Emmett liked to play a game where I draw the thing, and he writes what it is. His favorite, for some time, was recreating the foods that the Very Hungry Caterpillar eats.
Since then, we’ve added more letter toys, more books, and more avenues for Emmett to learn to read and write better. His favorite thing is to sit at the desktop and “play W” which is simply typing on Microsoft Word in whichever colors or fonts he chooses at a font size of 200.
The funny thing is, I feel like I’ve hardly taught him a thing. It’s like starting kindergarten with a kid who already knows how to read. I mean, that’s exactly what it is, I guess. Only, attach autism to that. From sun up, to sun down –I mean I’m not kidding, he has a night light we keep on his side of the bed and he sits up and reads until he falls asleep on top of his books, every night–that boy is reading, writing, and learning.

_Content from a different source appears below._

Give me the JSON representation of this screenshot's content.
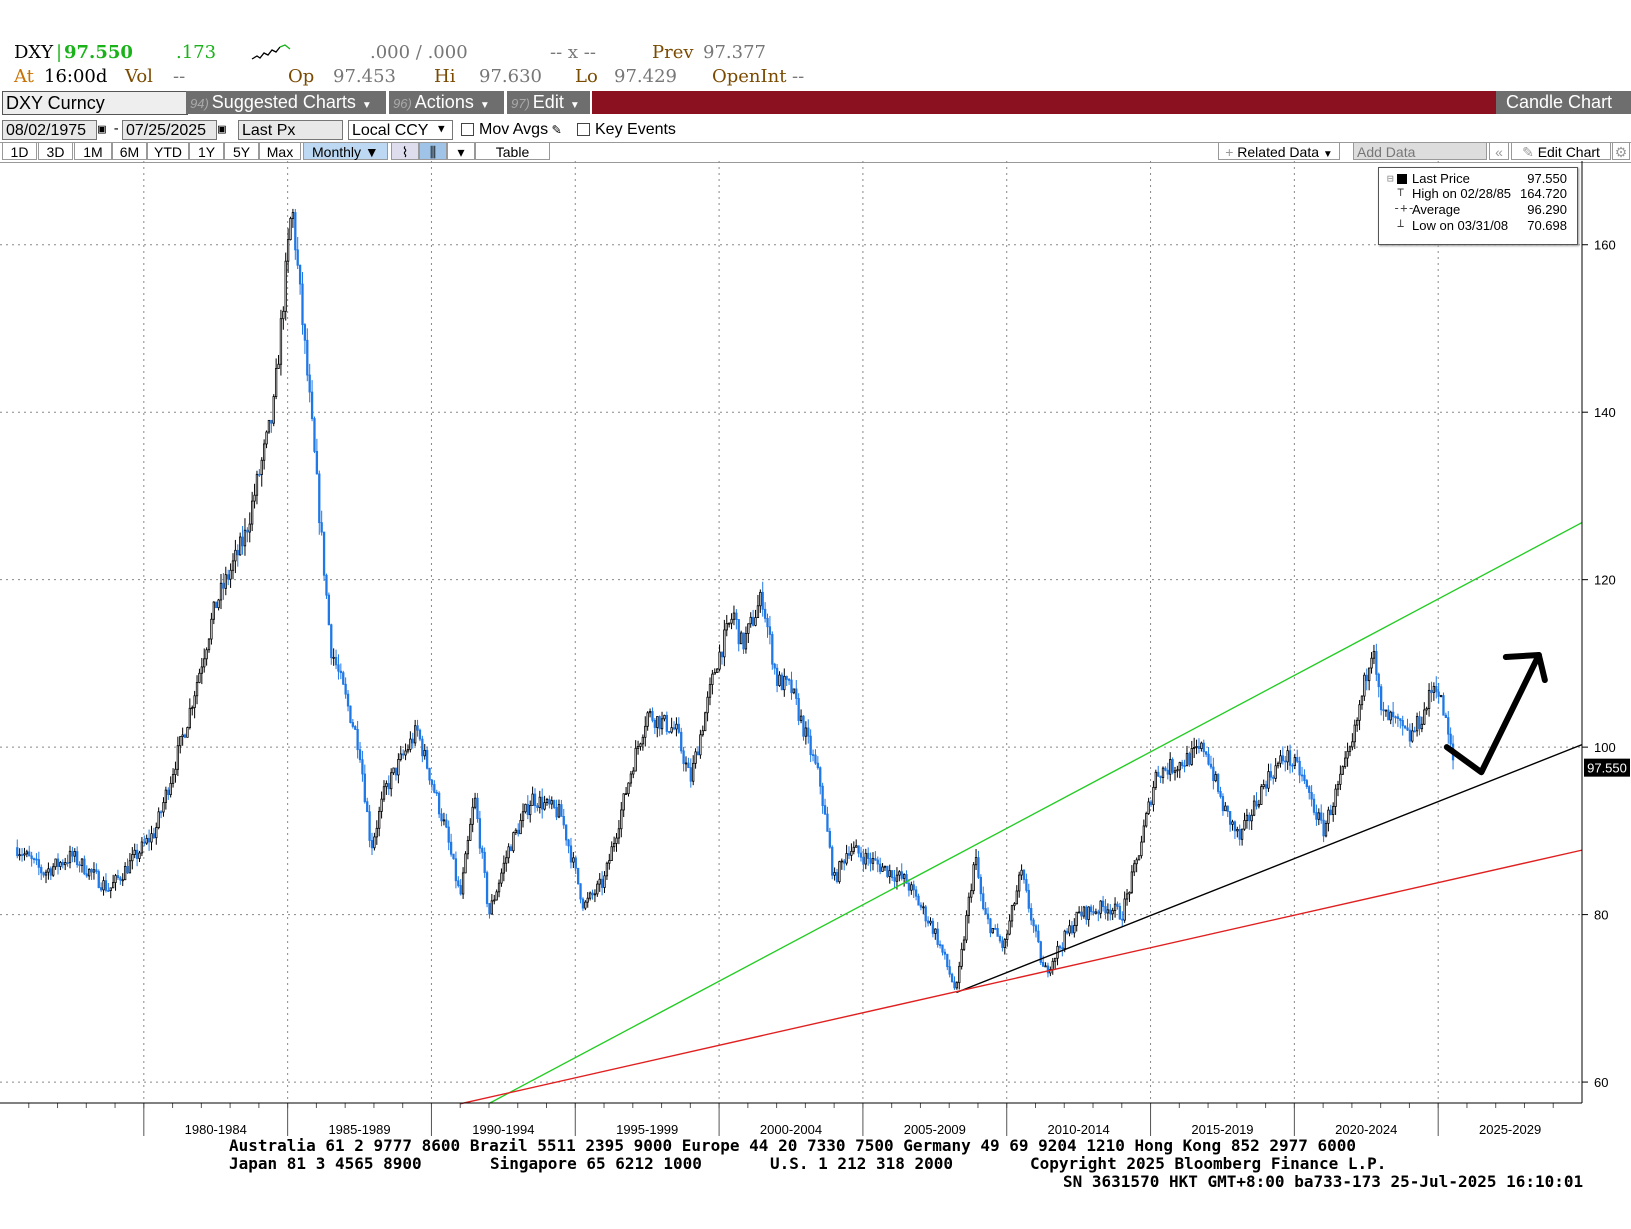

It was sometime a few months ago when I stumbled through the rabbit hole of Pinterest, searching for autism resources for reading and writing that I found the term Hyperlexia. I found a blogging mother whose son is hyperlexic. I combed through Dyan’s posts with butterflies in my stomach as I discovered that this letter thing is a thing! There are other kids out there who love letters and can read at a crazy early age (some with autism, some without)! Her blog is here, and boy is she good with the information. I tracked her down on Instagram and was amazed at the photo trail of her gifted son, who writes adorable lists of things he wants to do for the day in chalk on their driveway.
It is our hope that Emmett will be able to write in a way which helps him tell us what he wants and needs. Slowly we are finding it’s working.
We take notebooks with us, especially to Mass where it’s important to be quiet, and we use it to allow Emmett to have a sense of calm. We use it to communicate to him that one of us is taking his brother to the bathroom, because otherwise Emmett will become upset [read: screaming & bellowing] at the fact that some of us are leaving, and some of us are still sitting in the pew.
We have a little pocket sized prayer book which Emmett likes to read from especially during Mass. Now, instead of hearing him bellow random movie lines, you’re likely to hear him bellow the Hail Mary, which I like to tell myself is more acceptable. Right? I can hardly be annoyed in Mass at a loud kid who’s just trying to pray. ;)
There are other ways.
“So, are you sending Emmett to school?” I am asked sometimes.
We don’t know. Right now, we are finding that we’ve gained more headway as his advocates than any of the outside help has offered. So far, we’ve found that we feel pressured to sign the dotted line so that the school system can obtain their government paycheck. So far, we feel (in our local area anyway) that the concern isn’t for Emmett but, to put it crudely, for the sale.
The therapist named Lyssa has been the only person who felt like an advocate for Emmett. And even she seemed tied up by her place of employment to feel she could speak freely about Emmett’s options outside of the local public special needs program.
I was worried about our local programs. I waited. We kept Emmett home.
I’m relieved to hear positive accounts from many parents from elsewhere, but where we are, over the two years that we have waited, I’ve heard from more than one person, aside from our own experiences, of negative, unsupportive happenings and staff. Craig and I are glad we have waited. We are thankful that we have been able to learn about autism, hyperlexia, and most importantly, that we have been given time to learn from Emmett.
We don’t know what’s next. Maybe a school for Emmett. Maybe not. Maybe an unschool-type of homeschool will work brilliantly. But if there’s one thing I’ve learned about parenting children (outside of imminent health concerns), it’s to wait.